Dennoch blickt der 77-Jährige auf eine stolze Sportlerlaufbahn zurück. Denn diese ging nicht automatisch mit dem Ausscheiden aus dem Achter nach Tokio zu Ende. Plagemann betreute sieben Jahre lang die Ruder-Nationalmannschaft (1978-1985), war außerdem bis zum Jahre 2000 30 Jahre lang Chef der Verwaltung des Bundesleistungszentrums der Ruderer in Ratzeburg. Neben der aktiven Olympia-Teilnahme schaffte er es als Funktionär zwei weitere Mal zu den Spielen: 1972 in München als Rennbeobachter, 1984 in Los Angeles als Berater des Deutschen Ruderverbands. Zudem erruderte sich der ehemalige Leistungssportler sämtliche Flüsse und Seen in Deutschland, dazu weitere Touren durch Ägypten oder Kanada.
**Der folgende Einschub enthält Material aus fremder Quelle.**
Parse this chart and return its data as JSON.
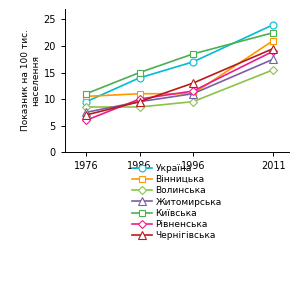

Auch mit 77 Jahren sitzt Lauenburgs einziger Medaillengewinner bei Olympia noch zweimal pro Woche im Boot. Dienstags nachmittags ist er in seinem Stammverein RG Lauenburg im Rentner-Achter unterwegs. 16 Kilometer werden wöchentlich auf der Elbe abgespult. Außerdem fährt der gelernte Versicherungskaufmann immer Donnerstag früh zum RC Allemannia. Um 6.30 Uhr wird der "Boston-Achter" der Senioren zu Wasser gelassen, eine Rudergemeinschaft, die sich nach der legendären "The Head of the Charles regatta" in der Hauptstadt des US-Bundesstaats Massachusetts benannte. "Ich muss mich sportlich betätigen. Zum anderen ist es diese Gemeinschaft, die ich nicht missen möchte."
Und war schon in Kindertagen so. Seit er zehn Jahre alt war, packte Jürgen Plagemann das Ruderfieber. Vater Hermann, selbst einmal Deutscher Vizemeister im Einer, gehörte zum Gründungsstab der RG Lauenburg im Jahre 1926. "Während mein Vater als Kassenwart abrechnete, probierte ich mich mit zehn Jahren erstmals im Einer", sagt Plagemann. 1957 zog es ihn beruflich nach Hamburg und sportlich dann zur Allemannia, wo er bei Trainer Otto Wille Einerrennen bestreiten wollte. Der bot aber stattdessen einen Sitz im Achter an, wovon Plagemann erst gründlich überzeugt werden musste. Mit gutem Erfolg, wie sich herausstellte - und beinahe mit dem olympischen Triumph in düsterer Nacht.